In the same hospital, a 52-year-old man is in intensive care. A second injured man who was run over by the car also had his lower limbs amputated.
A 53-year-old woman and a 69-year-old woman were instead admitted to Baggiovara Hospital in Modena. In the same facility is a 69-year-old man, whose condition is judged to be less serious.
A 27-year-old girl, a 71-year-old woman and a 47-year-old man were hospitalised at the Policlinico di Modena: they suffered minor injuries and are not in a serious condition.
Pedestrians helped with arrest
Immediately after crashing into the shop window, the driver, identified as Salim El Koudri, abandoned the car and attempted to escape on foot.
The suspect tried to flee the scene but was chased and cornered by four passers-by, then pulled a knife and injured one of them.

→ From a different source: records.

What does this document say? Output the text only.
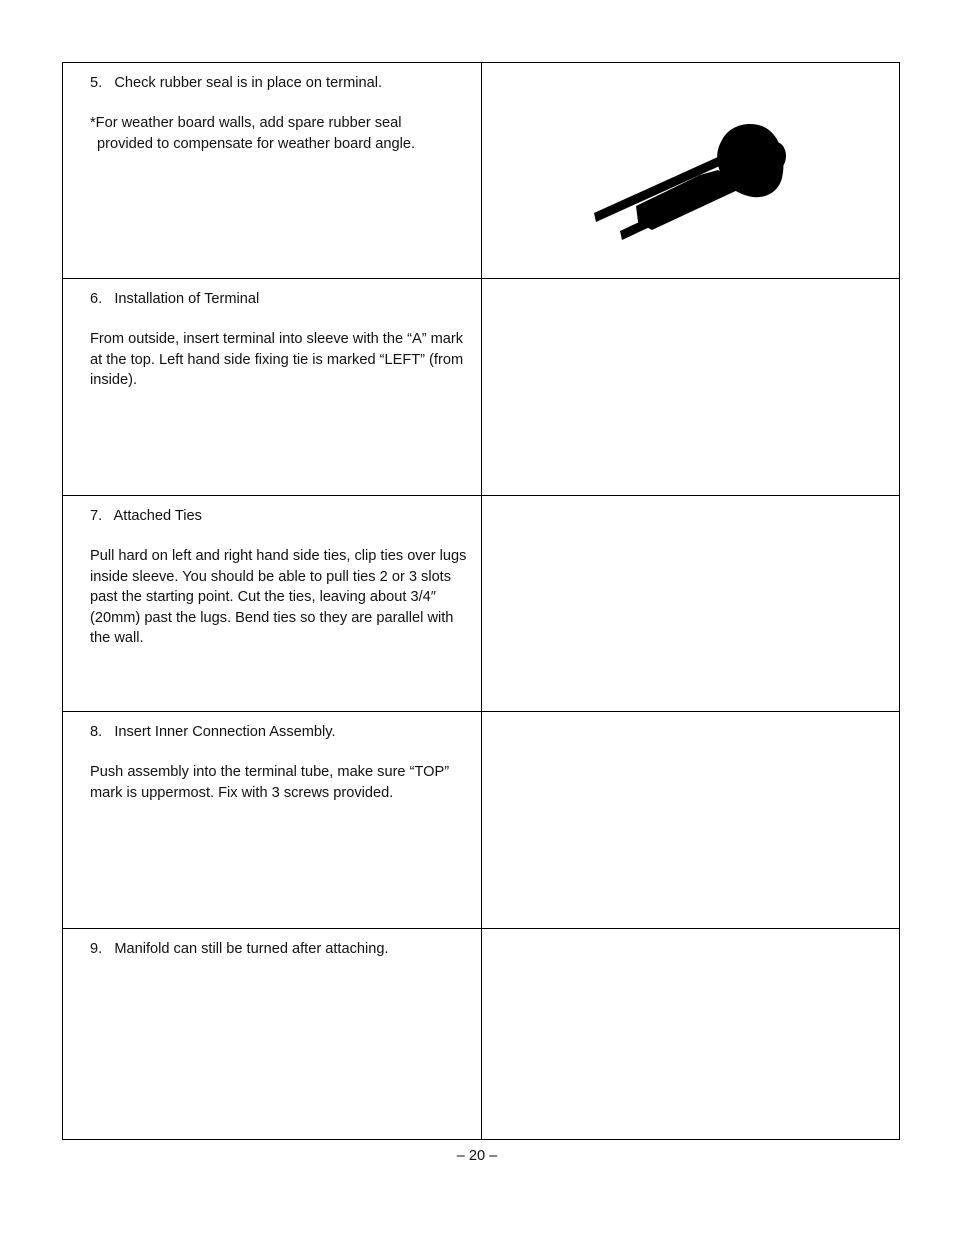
5.   Check rubber seal is in place on terminal.

*For weather board walls, add spare rubber seal

provided to compensate for weather board angle.

6.   Installation of Terminal

From outside, insert terminal into sleeve with the “A” mark at the top. Left hand side fixing tie is marked “LEFT” (from inside).

7.   Attached Ties

Pull hard on left and right hand side ties, clip ties over lugs inside sleeve. You should be able to pull ties 2 or 3 slots past the starting point. Cut the ties, leaving about 3/4″ (20mm) past the lugs. Bend ties so they are parallel with the wall.

8.   Insert Inner Connection Assembly.

Push assembly into the terminal tube, make sure “TOP” mark is uppermost. Fix with 3 screws provided.

9.   Manifold can still be turned after attaching.

– 20 –
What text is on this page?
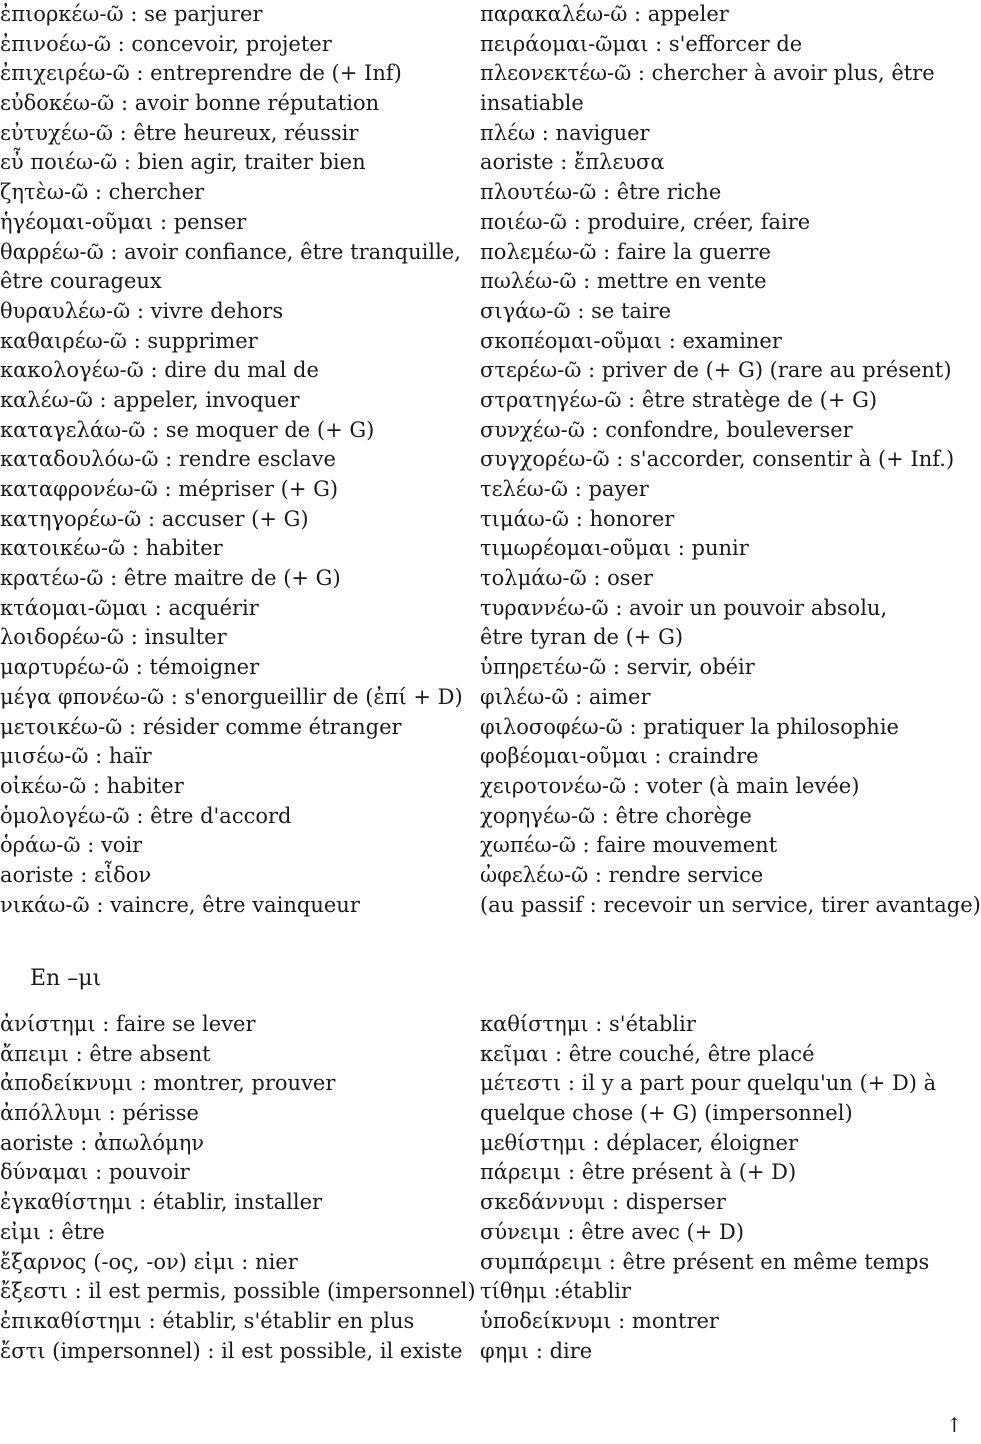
ἐπιορκέω-ῶ : se parjurer
ἐπινοέω-ῶ : concevoir, projeter
ἐπιχειρέω-ῶ : entreprendre de (+ Inf)
εὐδοκέω-ῶ : avoir bonne réputation
εὐτυχέω-ῶ : être heureux, réussir
εὖ ποιέω-ῶ : bien agir, traiter bien
ζητὲω-ῶ : chercher
ἡγέομαι-οῦμαι : penser
θαρρέω-ῶ : avoir confiance, être tranquille,
être courageux
θυραυλέω-ῶ : vivre dehors
καθαιρέω-ῶ : supprimer
κακολογέω-ῶ : dire du mal de
καλέω-ῶ : appeler, invoquer
καταγελάω-ῶ : se moquer de (+ G)
καταδουλόω-ῶ : rendre esclave
καταφρονέω-ῶ : mépriser (+ G)
κατηγορέω-ῶ : accuser (+ G)
κατοικέω-ῶ : habiter
κρατέω-ῶ : être maitre de (+ G)
κτάομαι-ῶμαι : acquérir
λοιδορέω-ῶ : insulter
μαρτυρέω-ῶ : témoigner
μέγα φπονέω-ῶ : s'enorgueillir de (ἐπί + D)
μετοικέω-ῶ : résider comme étranger
μισέω-ῶ : haïr
οἰκέω-ῶ : habiter
ὁμολογέω-ῶ : être d'accord
ὁράω-ῶ : voir
aoriste : εἶδον
νικάω-ῶ : vaincre, être vainqueur
παρακαλέω-ῶ : appeler
πειράομαι-ῶμαι : s'efforcer de
πλεονεκτέω-ῶ : chercher à avoir plus, être
insatiable
πλέω : naviguer
aoriste : ἔπλευσα
πλουτέω-ῶ : être riche
ποιέω-ῶ : produire, créer, faire
πολεμέω-ῶ : faire la guerre
πωλέω-ῶ : mettre en vente
σιγάω-ῶ : se taire
σκοπέομαι-οῦμαι : examiner
στερέω-ῶ : priver de (+ G) (rare au présent)
στρατηγέω-ῶ : être stratège de (+ G)
συνχέω-ῶ : confondre, bouleverser
συγχορέω-ῶ : s'accorder, consentir à (+ Inf.)
τελέω-ῶ : payer
τιμάω-ῶ : honorer
τιμωρέομαι-οῦμαι : punir
τολμάω-ῶ : oser
τυραννέω-ῶ : avoir un pouvoir absolu,
être tyran de (+ G)
ὑπηρετέω-ῶ : servir, obéir
φιλέω-ῶ : aimer
φιλοσοφέω-ῶ : pratiquer la philosophie
φοβέομαι-οῦμαι : craindre
χειροτονέω-ῶ : voter (à main levée)
χορηγέω-ῶ : être chorège
χωπέω-ῶ : faire mouvement
ὠφελέω-ῶ : rendre service
(au passif : recevoir un service, tirer avantage)
En –μι
ἀνίστημι : faire se lever
ἄπειμι : être absent
ἀποδείκνυμι : montrer, prouver
ἀπόλλυμι : périsse
aoriste : ἀπωλόμην
δύναμαι : pouvoir
ἐγκαθίστημι : établir, installer
εἰμι : être
ἔξαρνος (-ος, -ον) εἰμι : nier
ἔξεστι : il est permis, possible (impersonnel)
ἐπικαθίστημι : établir, s'établir en plus
ἔστι (impersonnel) : il est possible, il existe
καθίστημι : s'établir
κεῖμαι : être couché, être placé
μέτεστι : il y a part pour quelqu'un (+ D) à
quelque chose (+ G) (impersonnel)
μεθίστημι : déplacer, éloigner
πάρειμι : être présent à (+ D)
σκεδάννυμι : disperser
σύνειμι : être avec (+ D)
συμπάρειμι : être présent en même temps
τίθημι :établir
ὑποδείκνυμι : montrer
φημι : dire
↑
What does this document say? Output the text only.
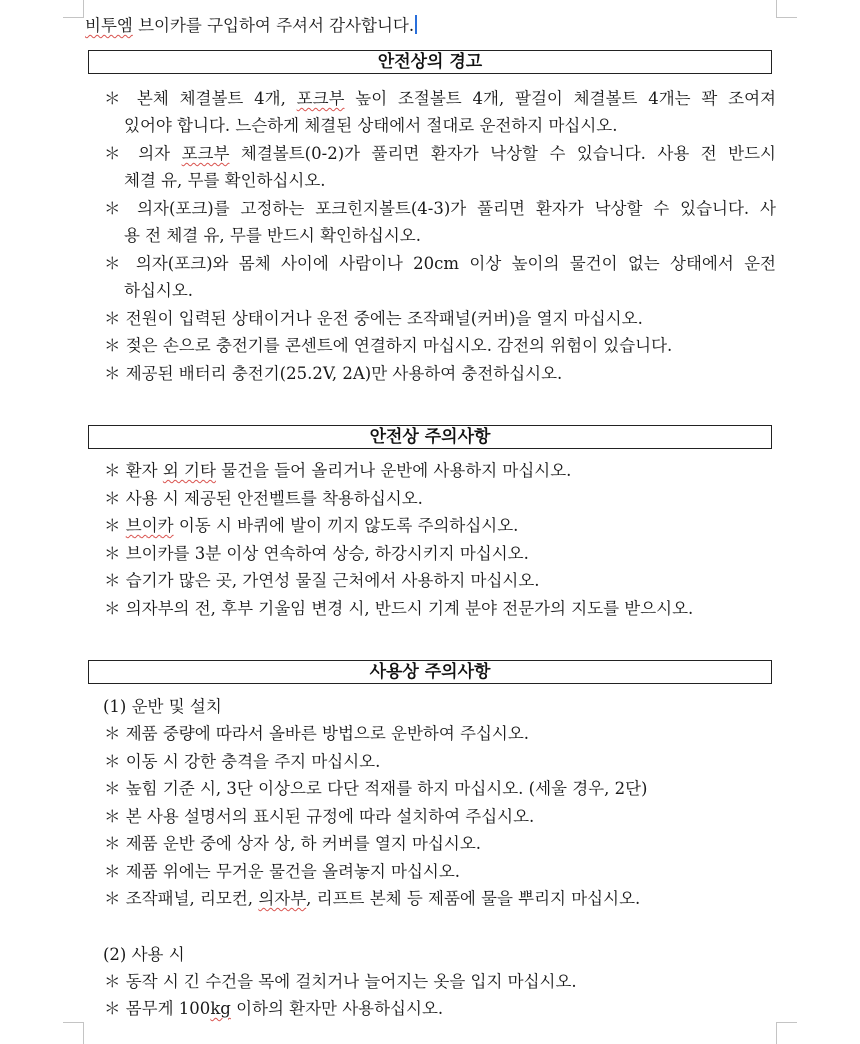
비투엠 브이카를 구입하여 주셔서 감사합니다.
안전상의 경고
＊ 본체 체결볼트 4개, 포크부 높이 조절볼트 4개, 팔걸이 체결볼트 4개는 꽉 조여져
있어야 합니다. 느슨하게 체결된 상태에서 절대로 운전하지 마십시오.
＊ 의자 포크부 체결볼트(0-2)가 풀리면 환자가 낙상할 수 있습니다. 사용 전 반드시
체결 유, 무를 확인하십시오.
＊ 의자(포크)를 고정하는 포크힌지볼트(4-3)가 풀리면 환자가 낙상할 수 있습니다. 사
용 전 체결 유, 무를 반드시 확인하십시오.
＊ 의자(포크)와 몸체 사이에 사람이나 20cm 이상 높이의 물건이 없는 상태에서 운전
하십시오.
＊ 전원이 입력된 상태이거나 운전 중에는 조작패널(커버)을 열지 마십시오.
＊ 젖은 손으로 충전기를 콘센트에 연결하지 마십시오. 감전의 위험이 있습니다.
＊ 제공된 배터리 충전기(25.2V, 2A)만 사용하여 충전하십시오.
안전상 주의사항
＊ 환자 외 기타 물건을 들어 올리거나 운반에 사용하지 마십시오.
＊ 사용 시 제공된 안전벨트를 착용하십시오.
＊ 브이카 이동 시 바퀴에 발이 끼지 않도록 주의하십시오.
＊ 브이카를 3분 이상 연속하여 상승, 하강시키지 마십시오.
＊ 습기가 많은 곳, 가연성 물질 근처에서 사용하지 마십시오.
＊ 의자부의 전, 후부 기울임 변경 시, 반드시 기계 분야 전문가의 지도를 받으시오.
사용상 주의사항
(1) 운반 및 설치
＊ 제품 중량에 따라서 올바른 방법으로 운반하여 주십시오.
＊ 이동 시 강한 충격을 주지 마십시오.
＊ 높힘 기준 시, 3단 이상으로 다단 적재를 하지 마십시오. (세울 경우, 2단)
＊ 본 사용 설명서의 표시된 규정에 따라 설치하여 주십시오.
＊ 제품 운반 중에 상자 상, 하 커버를 열지 마십시오.
＊ 제품 위에는 무거운 물건을 올려놓지 마십시오.
＊ 조작패널, 리모컨, 의자부, 리프트 본체 등 제품에 물을 뿌리지 마십시오.
(2) 사용 시
＊ 동작 시 긴 수건을 목에 걸치거나 늘어지는 옷을 입지 마십시오.
＊ 몸무게 100kg 이하의 환자만 사용하십시오.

Although the 31-year-old was armed with a knife with a 20-centimetre blade, the group managed to immobilise and contain him until the police arrived, to whom he was then handed over.
The Modena Public Prosecutor’s Office formalised the arrest of the attacker on heavy charges of massacre and injuries aggravated by the use of a weapon.
Prime Minister and President visit Modena
Italian Prime Minister Giorgia Meloni and President Sergio Mattarella visited Modena on Sunday.
Meloni had quickly condemned the attack on social media and contacted the victims. She wrote on X that the incident was “extremely serious”.
“I would also like to express my thanks to the citizens who courageously intervened to detain the perpetrator, as well as to the law enforcement officers for their response,” she added.
“I trust that the person responsible will answer to the full for his actions,” Meloni added.
Some far-right politicians quickly seized on the incident as a justification for further tightening controls on immigration, even though the alleged perpetrator is an Italian citizen.
The League party, a member of Meloni’s governing coalition, said the incident showed the need for legislation to revoke residency permits for immigrants when they commit crimes.
League leader Matteo Salvini attempted to emphasise the nationality of origin of the attacker, calling the 31-year-old ‘a second-generation criminal’.
But the city’s mayor Mezzetti pointed out that two Egyptian nationals had helped stop the knife-wielding driver when he tried to run.
The city’s mayor said Modena should “unite against those who want to divide and sow hatred” and called for a gathering in the city centre later on Sunday for a “collective embrace”.
“At the moment I see so much looting on social media and elsewhere, and I want to invite you once again to reflect on the fact that foreigners are not all similar to those who committed this act, there are many honest ones who serve our community,” he added.
The imam of Ravarino, Abdelmajid Abouelala, speaking to the Gazzetta di Modena, said he had never met El Koudri.
“I do, however, know his father well. All I can say about him is that he is a good person, as is the rest of the family. A hard worker, the kind who makes home, work, home. An educated person who I have never heard bad things about”.
“We are really upset by what happened, ours is a small community, we all know each other. I have also asked friends and volunteers: no one knows Salim,” the local Islamic community contact person later said.